Investors spend a lot of time trying to make the right investment moves; however, there are “mixed signals” that cause making the right decisions difficult if not impossible. Many of the mixed signals come from the Fed’s intervention in the financial markets, which are populated with malinvestments kept alive by the Fed’s manipulations of interest rates, quantity of money in circulation and bailouts.

The economic concept of malinvestments is not difficult to understand, but it is a concept never taught in basic Keynesian economic college classes. Readers wanting a better understanding of malinvestments and how they come about will want to read Today’s Wealth Destruction Is Hidden by Government Debt by Philipp Bagus. The two paragraphs below illustrates the clarity with which Bagus writes and adds to one’s knowledge of malinvestments.

Another source of malinvestment has been the business cycle triggered by the credit expansion of the semi-public fractional reserve banking system.

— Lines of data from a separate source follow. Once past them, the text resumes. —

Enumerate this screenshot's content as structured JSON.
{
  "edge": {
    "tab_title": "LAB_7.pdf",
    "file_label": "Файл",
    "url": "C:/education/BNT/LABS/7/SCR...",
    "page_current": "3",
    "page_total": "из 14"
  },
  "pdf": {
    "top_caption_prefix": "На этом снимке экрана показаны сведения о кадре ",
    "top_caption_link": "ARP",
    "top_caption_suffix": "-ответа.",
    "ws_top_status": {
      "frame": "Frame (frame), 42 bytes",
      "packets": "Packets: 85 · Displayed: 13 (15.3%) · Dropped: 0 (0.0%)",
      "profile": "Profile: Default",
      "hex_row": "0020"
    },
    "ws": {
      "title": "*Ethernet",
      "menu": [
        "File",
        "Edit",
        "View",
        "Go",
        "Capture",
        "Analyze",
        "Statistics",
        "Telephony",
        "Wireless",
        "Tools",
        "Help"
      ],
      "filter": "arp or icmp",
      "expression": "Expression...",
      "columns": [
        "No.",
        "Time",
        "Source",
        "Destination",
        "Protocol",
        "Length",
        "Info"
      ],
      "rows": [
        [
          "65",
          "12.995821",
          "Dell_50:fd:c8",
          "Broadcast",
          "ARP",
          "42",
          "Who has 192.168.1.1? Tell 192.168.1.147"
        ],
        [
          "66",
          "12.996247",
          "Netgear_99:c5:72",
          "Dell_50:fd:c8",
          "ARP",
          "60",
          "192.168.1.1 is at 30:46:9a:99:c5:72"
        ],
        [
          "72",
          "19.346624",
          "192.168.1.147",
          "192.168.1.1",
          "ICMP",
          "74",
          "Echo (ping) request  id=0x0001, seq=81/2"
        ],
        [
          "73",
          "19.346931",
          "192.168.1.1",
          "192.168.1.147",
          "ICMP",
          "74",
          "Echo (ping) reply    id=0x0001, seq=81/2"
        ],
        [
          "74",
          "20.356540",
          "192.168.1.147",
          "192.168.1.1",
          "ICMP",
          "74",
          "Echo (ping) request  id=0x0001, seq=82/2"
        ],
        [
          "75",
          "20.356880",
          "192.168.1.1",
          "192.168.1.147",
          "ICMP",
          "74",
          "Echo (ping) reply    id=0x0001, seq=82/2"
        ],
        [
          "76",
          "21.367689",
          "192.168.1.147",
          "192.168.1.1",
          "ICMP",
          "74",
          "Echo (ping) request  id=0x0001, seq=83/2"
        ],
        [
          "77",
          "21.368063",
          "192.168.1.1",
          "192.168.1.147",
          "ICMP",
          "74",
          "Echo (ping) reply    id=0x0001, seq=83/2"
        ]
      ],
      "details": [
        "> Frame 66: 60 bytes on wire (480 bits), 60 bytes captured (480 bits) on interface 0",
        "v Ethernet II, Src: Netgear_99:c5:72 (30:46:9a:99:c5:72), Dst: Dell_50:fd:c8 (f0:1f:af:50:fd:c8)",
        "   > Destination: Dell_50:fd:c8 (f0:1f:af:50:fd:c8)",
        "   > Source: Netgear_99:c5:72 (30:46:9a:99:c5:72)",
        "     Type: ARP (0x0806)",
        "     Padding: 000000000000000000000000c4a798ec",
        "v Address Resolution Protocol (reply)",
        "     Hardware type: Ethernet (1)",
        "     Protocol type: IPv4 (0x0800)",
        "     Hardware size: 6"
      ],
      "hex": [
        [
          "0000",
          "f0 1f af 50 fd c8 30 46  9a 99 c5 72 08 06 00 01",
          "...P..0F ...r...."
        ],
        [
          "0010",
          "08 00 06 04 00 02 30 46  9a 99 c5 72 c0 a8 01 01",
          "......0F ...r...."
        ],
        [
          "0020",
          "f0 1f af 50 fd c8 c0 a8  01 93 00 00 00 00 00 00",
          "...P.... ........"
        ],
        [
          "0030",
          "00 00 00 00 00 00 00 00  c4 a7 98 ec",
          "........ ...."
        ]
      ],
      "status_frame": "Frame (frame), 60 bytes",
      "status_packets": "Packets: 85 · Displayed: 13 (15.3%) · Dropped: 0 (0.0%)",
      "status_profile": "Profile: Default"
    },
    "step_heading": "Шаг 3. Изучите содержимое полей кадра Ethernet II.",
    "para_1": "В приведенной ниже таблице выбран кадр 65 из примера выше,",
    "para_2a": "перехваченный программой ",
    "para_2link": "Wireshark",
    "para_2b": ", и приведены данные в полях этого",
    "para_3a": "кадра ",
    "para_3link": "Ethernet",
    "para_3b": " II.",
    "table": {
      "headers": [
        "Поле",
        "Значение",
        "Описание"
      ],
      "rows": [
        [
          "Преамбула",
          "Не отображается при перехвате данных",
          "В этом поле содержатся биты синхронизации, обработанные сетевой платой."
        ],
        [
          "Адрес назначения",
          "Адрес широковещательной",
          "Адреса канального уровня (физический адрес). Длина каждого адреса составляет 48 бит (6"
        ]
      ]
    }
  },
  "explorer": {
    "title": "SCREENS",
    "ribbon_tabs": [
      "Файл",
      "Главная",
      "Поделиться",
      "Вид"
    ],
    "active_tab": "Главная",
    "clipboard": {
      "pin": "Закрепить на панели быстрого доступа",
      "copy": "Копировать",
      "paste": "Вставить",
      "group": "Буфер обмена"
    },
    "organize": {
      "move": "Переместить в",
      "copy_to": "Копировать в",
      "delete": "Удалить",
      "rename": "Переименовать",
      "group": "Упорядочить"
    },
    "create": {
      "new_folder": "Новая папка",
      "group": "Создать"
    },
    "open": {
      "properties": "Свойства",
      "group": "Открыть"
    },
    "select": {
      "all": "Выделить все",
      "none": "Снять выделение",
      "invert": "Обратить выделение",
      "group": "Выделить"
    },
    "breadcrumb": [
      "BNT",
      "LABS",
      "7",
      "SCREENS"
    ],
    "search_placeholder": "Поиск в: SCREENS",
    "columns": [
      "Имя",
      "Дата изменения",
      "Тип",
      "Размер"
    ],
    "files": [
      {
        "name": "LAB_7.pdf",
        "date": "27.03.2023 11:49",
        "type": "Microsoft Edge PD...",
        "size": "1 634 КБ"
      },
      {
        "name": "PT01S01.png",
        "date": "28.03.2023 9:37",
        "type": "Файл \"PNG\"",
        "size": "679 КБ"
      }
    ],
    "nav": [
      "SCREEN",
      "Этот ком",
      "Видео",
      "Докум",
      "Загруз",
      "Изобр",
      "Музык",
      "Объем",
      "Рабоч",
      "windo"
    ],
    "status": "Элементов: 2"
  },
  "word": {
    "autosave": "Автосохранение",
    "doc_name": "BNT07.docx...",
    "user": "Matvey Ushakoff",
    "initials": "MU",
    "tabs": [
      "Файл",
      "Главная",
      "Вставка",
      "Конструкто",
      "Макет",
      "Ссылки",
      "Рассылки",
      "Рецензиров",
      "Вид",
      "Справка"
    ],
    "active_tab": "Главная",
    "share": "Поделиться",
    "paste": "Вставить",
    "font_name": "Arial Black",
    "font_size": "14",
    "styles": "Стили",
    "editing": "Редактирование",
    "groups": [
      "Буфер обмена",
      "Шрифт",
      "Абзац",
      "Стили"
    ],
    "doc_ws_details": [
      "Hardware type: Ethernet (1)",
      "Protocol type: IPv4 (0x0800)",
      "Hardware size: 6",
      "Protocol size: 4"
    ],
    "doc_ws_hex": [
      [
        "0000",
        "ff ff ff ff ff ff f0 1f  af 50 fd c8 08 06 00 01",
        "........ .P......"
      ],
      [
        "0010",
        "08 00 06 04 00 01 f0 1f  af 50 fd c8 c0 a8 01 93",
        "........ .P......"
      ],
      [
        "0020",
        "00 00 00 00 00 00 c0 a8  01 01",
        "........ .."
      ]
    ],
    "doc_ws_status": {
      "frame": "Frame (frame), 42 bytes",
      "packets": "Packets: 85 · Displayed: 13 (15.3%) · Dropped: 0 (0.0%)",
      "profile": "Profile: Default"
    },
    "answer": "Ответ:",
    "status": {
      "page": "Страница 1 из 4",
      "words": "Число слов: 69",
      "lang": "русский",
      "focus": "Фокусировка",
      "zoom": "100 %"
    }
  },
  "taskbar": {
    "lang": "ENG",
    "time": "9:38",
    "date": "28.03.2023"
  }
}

After the financial crisis of 2008, malinvestments were only partially liquidated. The investors that had financed the malinvestments such as overextended car producers and mortgage lenders were bailed out by governments; be it directly through capital infusions or indirectly through subsidies and public works. The bursting of the housing bubble caused losses for the banking system, but the banking system did not assume these losses in full because it was bailed out by governments worldwide. Consequently, bad debts were shifted from the private to the public sector, but they did not disappear. In time, new bad debts were created through an increase in public welfare spending such as unemployment benefits and a myriad of “stimulus” programs. Government debt exploded.

In other words, the losses resulting from the malinvestments of the past cycle have been shifted to an important degree onto the balance sheets of governments and their central banks. Neither the original investors, nor bank shareholders, nor bank creditors, nor holders of public debt have assumed these losses. Shifting bad debts around cannot recreate the lost wealth, however, and the debt remains.

In this short essay, Bagus uses the famed Daniel Defoe characters Robinson Crusoe and Friday to illustrate the flawed thinking that the government bailouts are beneficial to anyone except those being bailed out.